Making my way to the “water store” the other day, I was again greeted by the welcoming party. On a previous occasion, I was surrounded by six wild turkeys clucking and cooing asking for a hand out. This day there was only the one and this time I had my phone camera with me to take her picture! Knowing how normally guarded and elusive wild turkeys are it surprised me greatly to see these tame ones.
Our well may date from the original farmhouse which used to occupy this property but burned a few years ago, well before we purchased. We know it’s shallow and it’s filled with metals like rusty iron and manganese which we don’t care to drink, so we visit the artesian spring down the road which sports an old, permanently-affixed-in-open position hand pump. It burbles out of the ground like this year round regardless of how cold it gets. We still use a good ceramic filtration system even on this good water. After all, Wisconsin is a farm state so who knows what goes in the water and the water table is relatively shallow to the surface. Eventually, we’ll need a new, deeper well but that’s down the line so meantime I’ll get to be good friends with the turkeys I guess.

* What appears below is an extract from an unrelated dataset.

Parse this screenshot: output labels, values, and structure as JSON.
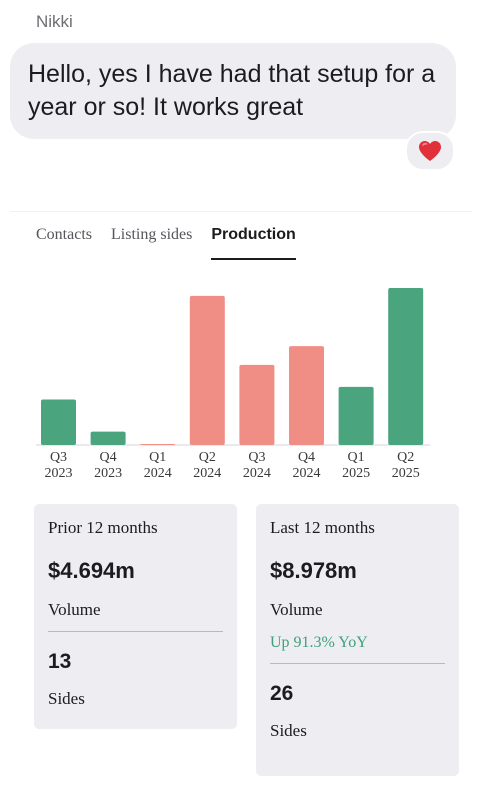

Marc has come and gone again and again changed his mind as to what he wants to do with the front deck. I thought we were in line to just screen it in but he is back to wanting to build a sunroom out of it, which requires much more work and expense. The winds get hellacious here and the bugs can be a problem so a sunroom will prove to be much more comfortable and usable. The first order of business was to get rid of our spa since we haven’t been able to use it due to the poor water quality of the well. I couldn’t sell it for $175 so we ended up advertising it for free and this past Saturday I saw it go bye down the road to a cabin on Spencer Lake. That made the deck suddenly seem huge!
During his visit, we got a bunch of small items attended to including servicing the lawnmower and removing the fencing which had surrounded our birch trees. He also got the pallet wood inserted into the old iron table base I had previously purchased and I’m loving the rustic look in my living room!
This week I am working on my marathon bread making stint for the shelter’s bake sale in September. Keep in mind my bread making is a two-day process since it must sit 24 hours after being mixed. I bake four loaves the following day. I usually aim for a total of twenty loaves so it’s no quick task to get prepared for the sale. I start early as I don’t like to be tied to this every single day, especially on the hot days! Other than that, things are just the summer normal—weeding, watering, mowing—repeat. Oh, I did transplant around 12 lilacs yesterday from our mother plant to an area adjacent to the side of the house. It was easy digging with our recent rains.